Pada Desember tahun nan sama, peneliti menemukan kerangka kerja tersebut di sejumlah besar situs web tiruan berkata Cina, sebagian besar mengenai jasa keuangan.
Salah satu situs apalagi meniru tampilan bursa mata uang digital WEEX untuk menipu korban.
Baca Juga: Altseason Bisa Segera Dimulai? 3 Indikator Ini Mulai Beri Sinyal Kuat
Target Utamanya Dompet Kripto
Ketika pengguna membuka situs tersebut menggunakan iPhone nan rentan, exploit kit bakal langsung diaktifkan.
Sistem kemudian mencari info finansial pada perangkat korban, termasuk pesan teks nan berisi seed phrase alias kata kunci seperti ‘backup phrase’ alias ‘bank account’.
Selain itu exploit juga mencoba mendeteksi aplikasi mata uang digital terkenal seperti Uniswap dan MetaMask.
Jika ditemukan, exploit tersebut berupaya mengekstrak info sensitif alias apalagi mengakses mata uang digital pengguna.
Dugaan Keterkaitan dengan Alat Intelijen AS
Dalam laporannya, GTIG tidak menyebut secara spesifik perusahaan pengawasan nan menjadi asal exploit kit tersebut.
Namun perusahaan keamanan mobile iVerify mengatakan kepada WIRED bahwa exploit tersebut kemungkinan dikembangkan alias dibeli oleh pemerintah Amerika Serikat.
Co-founder iVerify, Rocky Cole, mengatakan bahwa teknologi tersebut sangat kompleks dan kemungkinan memerlukan biaya pengembangan hingga jutaan dolar.
Menurutnya, struktur kode dalam exploit tersebut mempunyai kemiripan dengan perangkat nan sebelumnya dikaitkan dengan pemerintah AS.

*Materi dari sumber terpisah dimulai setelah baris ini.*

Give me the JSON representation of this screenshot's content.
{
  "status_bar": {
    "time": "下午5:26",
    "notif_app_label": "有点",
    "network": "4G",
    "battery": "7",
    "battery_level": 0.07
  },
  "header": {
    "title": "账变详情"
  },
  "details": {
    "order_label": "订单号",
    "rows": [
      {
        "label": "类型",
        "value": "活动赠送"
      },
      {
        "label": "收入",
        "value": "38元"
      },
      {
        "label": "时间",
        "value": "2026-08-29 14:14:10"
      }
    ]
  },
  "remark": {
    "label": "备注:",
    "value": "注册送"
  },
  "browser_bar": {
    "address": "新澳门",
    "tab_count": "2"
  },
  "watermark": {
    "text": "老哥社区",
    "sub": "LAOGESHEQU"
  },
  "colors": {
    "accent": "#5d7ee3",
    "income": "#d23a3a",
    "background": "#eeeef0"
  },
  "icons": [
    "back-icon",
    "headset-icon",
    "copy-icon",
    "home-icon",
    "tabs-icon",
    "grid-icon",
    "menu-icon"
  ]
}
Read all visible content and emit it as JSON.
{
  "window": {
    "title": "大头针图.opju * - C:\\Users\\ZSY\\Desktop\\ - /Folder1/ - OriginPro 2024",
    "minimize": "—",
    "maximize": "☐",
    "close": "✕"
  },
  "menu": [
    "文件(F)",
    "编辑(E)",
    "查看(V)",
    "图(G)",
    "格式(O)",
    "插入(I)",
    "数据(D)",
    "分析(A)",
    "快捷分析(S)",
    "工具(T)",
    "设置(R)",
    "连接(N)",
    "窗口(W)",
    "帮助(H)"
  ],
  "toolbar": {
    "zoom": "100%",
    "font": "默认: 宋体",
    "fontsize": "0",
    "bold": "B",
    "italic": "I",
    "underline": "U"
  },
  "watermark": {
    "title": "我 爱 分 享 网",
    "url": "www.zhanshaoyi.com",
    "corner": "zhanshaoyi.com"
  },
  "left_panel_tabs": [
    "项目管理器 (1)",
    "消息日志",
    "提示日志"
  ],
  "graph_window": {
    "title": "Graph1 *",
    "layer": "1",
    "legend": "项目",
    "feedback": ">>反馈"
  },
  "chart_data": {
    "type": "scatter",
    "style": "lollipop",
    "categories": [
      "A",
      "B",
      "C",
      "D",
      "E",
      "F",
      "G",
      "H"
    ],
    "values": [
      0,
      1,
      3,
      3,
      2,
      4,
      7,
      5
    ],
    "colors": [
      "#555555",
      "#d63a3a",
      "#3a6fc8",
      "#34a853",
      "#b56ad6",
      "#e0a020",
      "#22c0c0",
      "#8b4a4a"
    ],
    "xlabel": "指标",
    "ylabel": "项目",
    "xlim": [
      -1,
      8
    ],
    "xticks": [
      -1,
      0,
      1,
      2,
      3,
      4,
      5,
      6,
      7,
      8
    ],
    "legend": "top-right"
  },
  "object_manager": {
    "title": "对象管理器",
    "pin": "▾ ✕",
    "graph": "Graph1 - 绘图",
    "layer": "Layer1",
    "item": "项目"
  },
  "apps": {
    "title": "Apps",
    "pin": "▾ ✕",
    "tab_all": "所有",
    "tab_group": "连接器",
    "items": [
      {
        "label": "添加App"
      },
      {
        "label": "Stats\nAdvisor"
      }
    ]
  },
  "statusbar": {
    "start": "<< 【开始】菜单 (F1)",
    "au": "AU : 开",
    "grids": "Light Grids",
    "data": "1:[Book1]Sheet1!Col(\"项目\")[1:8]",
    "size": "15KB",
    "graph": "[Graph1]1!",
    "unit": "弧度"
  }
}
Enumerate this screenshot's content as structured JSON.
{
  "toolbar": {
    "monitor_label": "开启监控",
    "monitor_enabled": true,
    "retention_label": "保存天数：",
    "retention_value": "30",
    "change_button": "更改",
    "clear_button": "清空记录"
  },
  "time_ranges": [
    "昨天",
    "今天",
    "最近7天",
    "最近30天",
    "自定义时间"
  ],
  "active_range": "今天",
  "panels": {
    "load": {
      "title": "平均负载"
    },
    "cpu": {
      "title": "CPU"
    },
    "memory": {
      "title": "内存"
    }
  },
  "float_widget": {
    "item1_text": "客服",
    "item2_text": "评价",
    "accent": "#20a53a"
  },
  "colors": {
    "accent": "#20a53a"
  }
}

Ia juga menyebut bahwa ini bisa menjadi contoh pertama di mana perangkat siber milik pemerintah kemungkinan bocor dan kemudian digunakan oleh pihak lain, termasuk golongan kriminal.
Tidak Semua Peneliti Sepakat
Kendati demikian, tidak semua mahir keamanan setuju dengan dugaan tersebut.
Peneliti keamanan utama dari Kapersky mengatakan kepada The Register bahwa mereka tidak menemukan bukti kuat adanya penggunaan ulang kode nan dapat mengaitkan exploit Coruna dengan developer nan sama.
Dengan kata lain, asal-usul sebenarnya dari exploit kit ini tetap menjadi perdebatan di kalangan peneliti keamanan siber.
Disclaimer: Semua konten nan diterbitkan di website Cryptoharian.com ditujukan sarana informatif. Seluruh tulisan nan telah tayang di bukan nasihat investasi alias saran trading.
Sebelum memutuskan untuk berinvestasi pada mata duit kripto, senantiasa lakukan riset lantaran mata uang digital adalah aset volatil dan berisiko tinggi. tidak bertanggung jawab atas kerugian maupun untung anda.